Cystic Fibrosis (CF) is caused by mutations in the cystic fibrosis trans-membrane conductance regulator gene (CFTR) that encodes a cAMP-regulated chloride ion channel expressed on the surface of epithelial cells. Approximately 90% of CF patients have a ∆F508 CFTR mutation and it is believed that only 10-15% of the ∆F508-CFTR needs to be corrected in order to restore CFTR function. The small molecules that rescue defective CFTR are called correctors and those identified to date have not been potent enough to be considered good drug candidates.
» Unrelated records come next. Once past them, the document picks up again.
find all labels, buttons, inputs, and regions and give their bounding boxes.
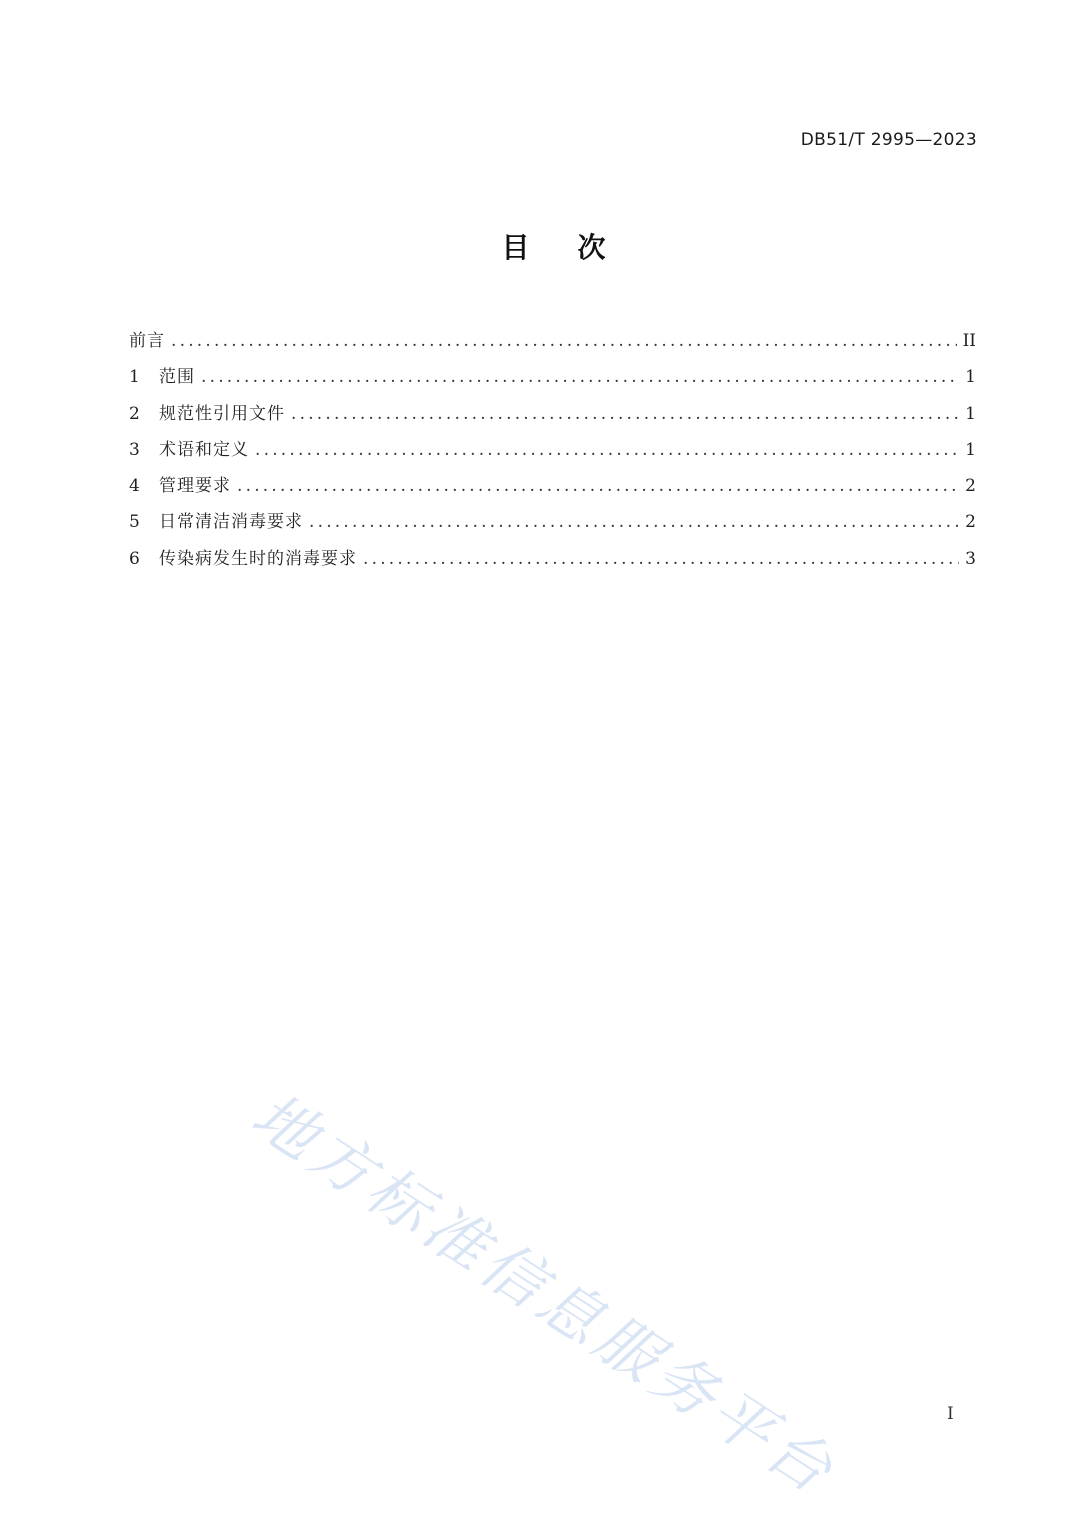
toc-entry-number: 5	[129, 512, 140, 533]
toc-entry-label: 传染病发生时的消毒要求	[159, 548, 357, 569]
toc-entry-label: 规范性引用文件	[159, 403, 285, 424]
toc-leader-dots	[291, 397, 959, 431]
toc-entry-number: 3	[129, 439, 140, 460]
toc-entry-foreword[interactable]	[129, 324, 976, 360]
toc-entry-normative-references[interactable]	[129, 397, 976, 433]
toc-entry-number: 2	[129, 403, 140, 424]
toc-entry-management-requirements[interactable]	[129, 469, 976, 505]
toc-entry-number: 4	[129, 476, 140, 497]
toc-leader-dots	[255, 433, 959, 467]
toc-leader-dots	[309, 505, 959, 539]
toc-entry-number: 1	[129, 367, 140, 388]
toc-entry-daily-cleaning[interactable]	[129, 505, 976, 541]
toc-entry-page: 1	[965, 367, 976, 388]
toc-entry-page: 2	[965, 512, 976, 533]
toc-entry-terms-definitions[interactable]	[129, 433, 976, 469]
toc-entry-page: 2	[965, 476, 976, 497]
toc-entry-label: 前言	[129, 331, 165, 351]
table-of-contents	[129, 324, 976, 578]
toc-leader-dots	[201, 360, 959, 394]
toc-entry-page: 3	[965, 548, 976, 569]
toc-entry-label: 范围	[159, 367, 195, 388]
toc-entry-page: II	[962, 331, 976, 351]
toc-entry-label: 术语和定义	[159, 439, 249, 460]
watermark: 地方标准信息服务平台	[239, 1078, 850, 1510]
toc-title-char-1: 目	[501, 231, 530, 264]
toc-entry-label: 日常清洁消毒要求	[159, 512, 303, 533]
toc-entry-page: 1	[965, 439, 976, 460]
toc-entry-label: 管理要求	[159, 476, 231, 497]
toc-leader-dots	[171, 324, 957, 358]
toc-leader-dots	[363, 542, 959, 576]
toc-title	[0, 226, 1080, 266]
toc-entry-scope[interactable]	[129, 360, 976, 396]
toc-entry-page: 1	[965, 403, 976, 424]
toc-title-char-2: 次	[577, 231, 606, 264]
document-code: DB51/T 2995—2023	[800, 130, 977, 150]
toc-entry-epidemic-disinfection[interactable]	[129, 542, 976, 578]
toc-leader-dots	[237, 469, 959, 503]
page-number: I	[947, 1404, 954, 1424]
toc-entry-number: 6	[129, 548, 140, 569]
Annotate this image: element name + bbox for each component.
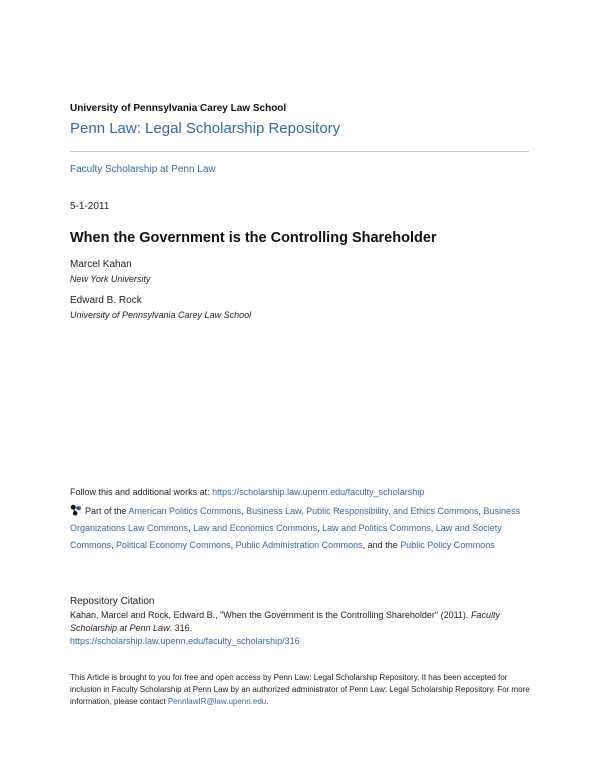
- access-notice: [70, 672, 532, 708]
- faculty-scholarship-url-link[interactable]: https://scholarship.law.upenn.edu/faculty_scholarship: [212, 487, 425, 497]
- follow-text: Follow this and additional works at:: [70, 487, 213, 497]
- commons-link[interactable]: Public Administration Commons: [235, 540, 363, 550]
- commons-link[interactable]: Business Organizations Law Commons: [70, 506, 521, 533]
- part-of-prefix: Part of the: [85, 506, 129, 516]
- series-link[interactable]: Faculty Scholarship at Penn Law: [70, 164, 216, 175]
- commons-link[interactable]: Law and Society Commons: [70, 523, 502, 550]
- repository-link[interactable]: Penn Law: Legal Scholarship Repository: [70, 120, 341, 137]
- part-of-and: and the: [367, 540, 401, 550]
- author-affiliation: New York University: [70, 274, 151, 284]
- network-icon: [70, 504, 82, 516]
- citation-heading: Repository Citation: [70, 596, 155, 607]
- commons-link[interactable]: Business Law, Public Responsibility, and Ethics Commons: [246, 506, 479, 516]
- article-title: When the Government is the Controlling Shareholder: [70, 230, 437, 246]
- commons-link[interactable]: American Politics Commons: [128, 506, 242, 516]
- part-of-commons: Part of the American Politics Commons, Business Law, Public Responsibility, and Ethics Commons, Business Organizations Law Commons, Law and Economics Commons, Law and Politics Commons, Law and Society Commons, Political Economy Commons, Public Administration Commons, and the Public Policy Commons: [70, 506, 521, 550]
- citation-journal: Faculty Scholarship at Penn Law: [70, 610, 500, 633]
- commons-link[interactable]: Law and Politics Commons: [322, 523, 431, 533]
- notice-end: .: [266, 697, 269, 706]
- header-divider: [70, 151, 529, 152]
- citation-body: [70, 609, 532, 648]
- institution-name: University of Pennsylvania Carey Law School: [70, 103, 287, 114]
- follow-line: [70, 487, 424, 497]
- notice-text: This Article is brought to you for free and open access by Penn Law: Legal Scholarship Repository. It has been accepted for inclusion in Faculty Scholarship at Penn Law by an authorized administrator of Penn Law: Legal Scholarship Repository. For more information, please contact: [70, 673, 530, 706]
- author-affiliation: University of Pennsylvania Carey Law School: [70, 310, 252, 320]
- author-name: Marcel Kahan: [70, 259, 132, 270]
- citation-text: Kahan, Marcel and Rock, Edward B., "When the Government is the Controlling Shareholder" (2011).: [70, 610, 471, 620]
- publication-date: 5-1-2011: [70, 201, 110, 212]
- citation-url-link[interactable]: https://scholarship.law.upenn.edu/faculty_scholarship/316: [70, 636, 300, 646]
- commons-link[interactable]: Law and Economics Commons: [193, 523, 318, 533]
- author-name: Edward B. Rock: [70, 295, 142, 306]
- commons-link[interactable]: Political Economy Commons: [116, 540, 231, 550]
- citation-number: . 316.: [169, 623, 193, 633]
- commons-link[interactable]: Public Policy Commons: [400, 540, 495, 550]
- contact-email-link[interactable]: PennlawIR@law.upenn.edu: [167, 697, 267, 706]
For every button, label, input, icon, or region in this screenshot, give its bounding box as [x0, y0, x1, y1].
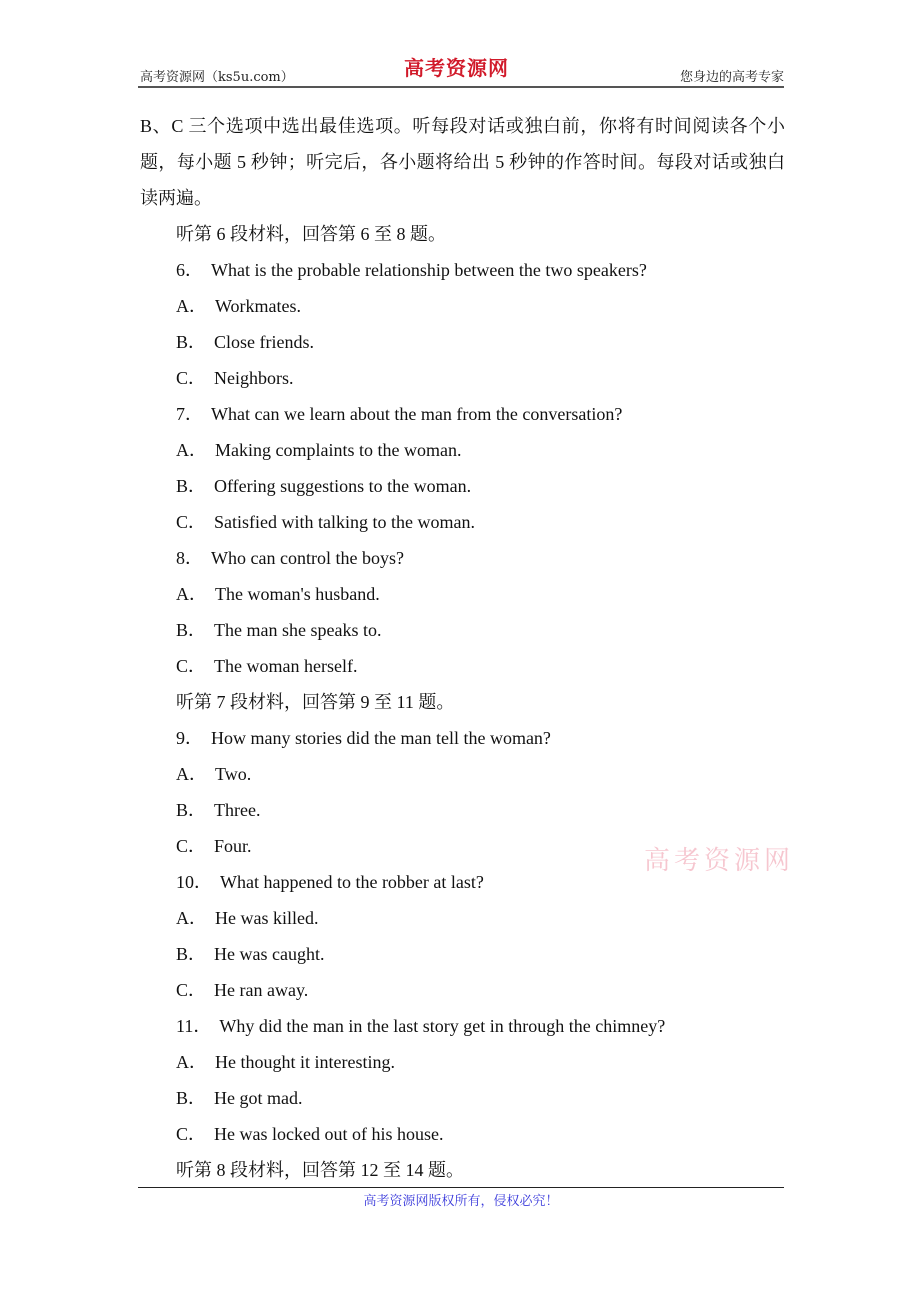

Researchers at The University of British Columbia and McGill University have identified potent, nanomolar concentration, CFTR correctors from a library of marine natural products. They were identified, using a novel screening assay to detect ∆F508-CFTR trafficking defect correctors. The screen uses 3 haemaglutinin tags (3-HA) and the tagged CFTR is inserted into Baby Hamster Kidney cells (BHK). The appearance of ∆F508-CFTR or wild-type CFTR at the cell surface is monitored with an anti-HA antibody and a fluorescent secondary antibody in a 96-well plate format. Hits are compounds that give a response 3 standard deviations above the control value. These correctors are considerably more active than any previously reported correctors and they represent exciting drug leads and cell biology tools.
The existing solutions for Cystic Fibrosis address only the treatment of symptoms such as mucous accumulation and infection. The use of correctors to traffic ∆F508-CFTR to the membrane would manage the disease at a functional level.